Write ’em cowboy 

Cowboys aren’t your average poets—and when cowboy poets get together, it’s not your average gathering. “It’s just about more fun than you can stand,” says cowboy poet and writer Gwen Petersen of the fifth annual Montana Cowboy Poetry Wintercamp to be held Jan. 14-16 in Big Timber. “You generally don’t plan to sleep.” What you plan to do, she says, is gather together at the American Legion in Big Timber for a weekend of open-mike poetry sessions, chuck wagon dinners, nighttime performances and a cowboy church service on Sunday morning. “We don’t have a hired minister,” says Petersen, “but we have a couple guys that like to preach.” This year, there will also be a raffle for an 1874 C. Sharps Hartford Sporting Rifle and “an angus beef on the hoof and a freezer to put it in after you’ve made it edible.”

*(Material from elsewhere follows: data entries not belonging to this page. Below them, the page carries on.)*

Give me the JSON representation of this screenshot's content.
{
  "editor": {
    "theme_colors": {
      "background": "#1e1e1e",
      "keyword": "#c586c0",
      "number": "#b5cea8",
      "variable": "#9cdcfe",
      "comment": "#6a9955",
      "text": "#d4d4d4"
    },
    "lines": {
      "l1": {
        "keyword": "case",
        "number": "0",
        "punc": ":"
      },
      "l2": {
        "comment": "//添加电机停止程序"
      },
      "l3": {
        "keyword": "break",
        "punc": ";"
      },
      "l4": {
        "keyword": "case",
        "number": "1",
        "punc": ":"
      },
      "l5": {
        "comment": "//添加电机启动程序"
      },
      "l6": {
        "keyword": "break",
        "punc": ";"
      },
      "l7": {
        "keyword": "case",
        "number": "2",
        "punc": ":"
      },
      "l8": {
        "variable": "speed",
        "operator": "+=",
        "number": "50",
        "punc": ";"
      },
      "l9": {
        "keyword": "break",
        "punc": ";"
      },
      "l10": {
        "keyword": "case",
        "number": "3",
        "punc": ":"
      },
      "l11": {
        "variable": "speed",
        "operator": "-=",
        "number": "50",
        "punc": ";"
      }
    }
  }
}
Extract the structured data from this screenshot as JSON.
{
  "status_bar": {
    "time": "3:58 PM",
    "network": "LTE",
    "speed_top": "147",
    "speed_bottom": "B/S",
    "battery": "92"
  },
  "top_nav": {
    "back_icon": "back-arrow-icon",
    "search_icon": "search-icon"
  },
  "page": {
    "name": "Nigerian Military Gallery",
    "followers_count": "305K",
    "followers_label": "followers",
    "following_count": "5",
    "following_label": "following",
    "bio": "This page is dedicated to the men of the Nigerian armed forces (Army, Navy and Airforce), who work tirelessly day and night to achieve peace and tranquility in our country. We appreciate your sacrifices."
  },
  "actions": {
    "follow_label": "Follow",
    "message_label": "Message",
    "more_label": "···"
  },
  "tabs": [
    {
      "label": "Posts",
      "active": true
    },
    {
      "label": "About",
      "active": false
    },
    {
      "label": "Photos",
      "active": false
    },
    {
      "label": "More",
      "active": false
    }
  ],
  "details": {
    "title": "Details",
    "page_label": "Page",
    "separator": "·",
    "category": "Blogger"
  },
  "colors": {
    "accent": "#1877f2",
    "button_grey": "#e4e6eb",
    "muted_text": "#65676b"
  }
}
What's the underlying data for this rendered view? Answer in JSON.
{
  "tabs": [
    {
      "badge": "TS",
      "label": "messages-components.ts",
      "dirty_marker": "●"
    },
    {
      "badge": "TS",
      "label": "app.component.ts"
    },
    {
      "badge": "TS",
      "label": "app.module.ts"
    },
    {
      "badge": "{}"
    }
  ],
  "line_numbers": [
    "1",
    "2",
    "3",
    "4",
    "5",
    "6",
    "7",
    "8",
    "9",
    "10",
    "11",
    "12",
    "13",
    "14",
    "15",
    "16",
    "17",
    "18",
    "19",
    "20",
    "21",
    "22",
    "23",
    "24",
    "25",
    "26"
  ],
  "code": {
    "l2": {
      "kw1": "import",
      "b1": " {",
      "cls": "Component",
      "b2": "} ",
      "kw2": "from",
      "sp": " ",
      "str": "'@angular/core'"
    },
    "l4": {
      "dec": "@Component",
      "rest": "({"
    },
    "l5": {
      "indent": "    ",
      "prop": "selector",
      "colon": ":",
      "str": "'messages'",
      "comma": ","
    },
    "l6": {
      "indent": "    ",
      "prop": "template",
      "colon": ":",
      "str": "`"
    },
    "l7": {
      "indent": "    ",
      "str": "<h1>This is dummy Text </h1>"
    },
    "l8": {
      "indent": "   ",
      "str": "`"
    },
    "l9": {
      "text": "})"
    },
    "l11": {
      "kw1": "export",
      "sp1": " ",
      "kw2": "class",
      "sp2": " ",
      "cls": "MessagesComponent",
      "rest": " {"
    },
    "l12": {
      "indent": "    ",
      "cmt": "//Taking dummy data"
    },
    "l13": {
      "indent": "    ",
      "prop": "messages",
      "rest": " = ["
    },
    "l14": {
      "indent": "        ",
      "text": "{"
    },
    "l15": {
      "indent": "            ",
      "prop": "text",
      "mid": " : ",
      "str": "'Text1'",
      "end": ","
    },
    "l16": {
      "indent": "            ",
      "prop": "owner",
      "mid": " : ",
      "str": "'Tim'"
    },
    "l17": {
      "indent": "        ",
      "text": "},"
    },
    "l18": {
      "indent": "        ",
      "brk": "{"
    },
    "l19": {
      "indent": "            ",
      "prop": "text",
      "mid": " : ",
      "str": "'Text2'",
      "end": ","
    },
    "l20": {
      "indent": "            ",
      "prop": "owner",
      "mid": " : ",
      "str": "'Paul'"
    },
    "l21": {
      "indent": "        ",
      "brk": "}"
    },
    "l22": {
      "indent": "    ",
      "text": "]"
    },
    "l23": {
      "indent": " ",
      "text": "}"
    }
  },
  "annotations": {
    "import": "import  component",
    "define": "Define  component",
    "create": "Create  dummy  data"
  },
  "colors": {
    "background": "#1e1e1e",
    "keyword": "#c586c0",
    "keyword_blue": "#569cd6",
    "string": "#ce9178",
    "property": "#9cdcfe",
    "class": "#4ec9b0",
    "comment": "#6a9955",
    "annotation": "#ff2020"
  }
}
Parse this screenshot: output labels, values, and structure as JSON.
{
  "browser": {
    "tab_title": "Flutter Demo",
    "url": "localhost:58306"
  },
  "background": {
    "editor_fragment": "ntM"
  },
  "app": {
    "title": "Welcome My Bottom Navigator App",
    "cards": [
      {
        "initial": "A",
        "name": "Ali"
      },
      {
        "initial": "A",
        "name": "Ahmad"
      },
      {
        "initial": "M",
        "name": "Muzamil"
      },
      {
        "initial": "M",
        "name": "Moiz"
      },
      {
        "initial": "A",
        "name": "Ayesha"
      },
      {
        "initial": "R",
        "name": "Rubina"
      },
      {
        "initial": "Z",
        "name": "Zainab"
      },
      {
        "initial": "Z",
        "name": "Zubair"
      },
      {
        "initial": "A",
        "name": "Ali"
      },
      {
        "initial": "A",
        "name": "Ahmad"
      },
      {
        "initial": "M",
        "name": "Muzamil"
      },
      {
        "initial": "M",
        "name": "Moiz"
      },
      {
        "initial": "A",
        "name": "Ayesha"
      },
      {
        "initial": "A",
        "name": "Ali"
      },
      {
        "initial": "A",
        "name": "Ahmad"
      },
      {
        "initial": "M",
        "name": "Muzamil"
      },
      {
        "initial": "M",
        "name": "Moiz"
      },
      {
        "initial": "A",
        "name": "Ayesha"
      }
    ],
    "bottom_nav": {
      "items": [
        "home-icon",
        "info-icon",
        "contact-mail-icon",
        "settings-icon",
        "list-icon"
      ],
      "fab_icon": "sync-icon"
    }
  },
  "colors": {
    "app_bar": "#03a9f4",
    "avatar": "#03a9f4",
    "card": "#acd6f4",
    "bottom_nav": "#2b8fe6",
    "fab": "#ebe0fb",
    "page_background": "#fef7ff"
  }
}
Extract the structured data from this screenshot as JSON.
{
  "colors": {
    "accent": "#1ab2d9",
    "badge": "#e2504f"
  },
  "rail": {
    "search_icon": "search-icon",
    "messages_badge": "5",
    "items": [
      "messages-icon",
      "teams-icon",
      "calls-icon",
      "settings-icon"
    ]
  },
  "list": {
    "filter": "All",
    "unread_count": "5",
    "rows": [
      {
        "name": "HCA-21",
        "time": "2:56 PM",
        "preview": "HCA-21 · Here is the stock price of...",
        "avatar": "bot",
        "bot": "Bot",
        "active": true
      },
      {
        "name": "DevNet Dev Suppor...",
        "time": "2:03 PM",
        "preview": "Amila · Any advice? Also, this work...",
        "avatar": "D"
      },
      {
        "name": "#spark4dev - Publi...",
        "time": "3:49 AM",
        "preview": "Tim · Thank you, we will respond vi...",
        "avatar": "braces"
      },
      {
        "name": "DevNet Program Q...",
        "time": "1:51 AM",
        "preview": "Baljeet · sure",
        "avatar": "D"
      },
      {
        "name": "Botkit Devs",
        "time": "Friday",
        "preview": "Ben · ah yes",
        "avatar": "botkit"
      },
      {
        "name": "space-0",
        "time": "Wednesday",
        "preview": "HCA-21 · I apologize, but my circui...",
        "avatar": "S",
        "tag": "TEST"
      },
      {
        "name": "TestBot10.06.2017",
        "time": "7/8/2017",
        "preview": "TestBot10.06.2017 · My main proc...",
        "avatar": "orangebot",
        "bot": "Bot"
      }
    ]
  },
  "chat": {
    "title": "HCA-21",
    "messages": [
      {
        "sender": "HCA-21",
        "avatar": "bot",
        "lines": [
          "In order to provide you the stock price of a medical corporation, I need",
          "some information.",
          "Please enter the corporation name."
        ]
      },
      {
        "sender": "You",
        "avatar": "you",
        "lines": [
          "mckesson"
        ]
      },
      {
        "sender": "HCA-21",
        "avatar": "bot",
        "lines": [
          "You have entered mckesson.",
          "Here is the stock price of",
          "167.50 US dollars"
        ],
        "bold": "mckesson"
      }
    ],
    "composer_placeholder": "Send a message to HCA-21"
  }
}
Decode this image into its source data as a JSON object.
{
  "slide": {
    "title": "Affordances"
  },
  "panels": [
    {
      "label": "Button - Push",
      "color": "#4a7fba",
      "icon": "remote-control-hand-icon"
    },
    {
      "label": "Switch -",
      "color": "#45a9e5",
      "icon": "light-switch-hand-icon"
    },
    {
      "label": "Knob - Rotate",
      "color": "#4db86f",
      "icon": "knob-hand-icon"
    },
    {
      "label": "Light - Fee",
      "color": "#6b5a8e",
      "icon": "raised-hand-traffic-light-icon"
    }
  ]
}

Petersen herself was one of the first poets to go to the National Cowboy Poetry Gathering hosted by the Western Folklife Center in Elko, Nev., in 1985, the Gathering’s year of inception. In 1986, she started the annual Montana Cowboy Gatherings in Big Timber; that event has since moved to Lewiston, and so Petersen started Wintercamp five years ago. Her official title at Wintercamp, she jokes, is “Hey, Gwen!”

“The basic premise of a gathering is to gather and hear poems and music,” she says. “You don’t compete. If you compete, you lose the spirit of the gathering.”

Cowboy poetry, she explains, draws upon being “out on the range, you’re riding cattle on the trail, and what else do you do? They started doing poetry in songs, telling stories about life outdoors.”

This year, up to 70 poets and pickers from around the state will participate, including poet and musician J.R. Strand from Missoula and musical performer Stephanie Davis, who has regularly appeared on Garrison Keillor’s “A Prairie Home Companion.”

Last year’s Wintercamp had standing-room-only crowds at the nighttime shows; 400 tickets will be sold this year (call 406-932-4227 for info). Says Petersen: “A lot of guys have to hire guys to feed their cattle so they can come to this.”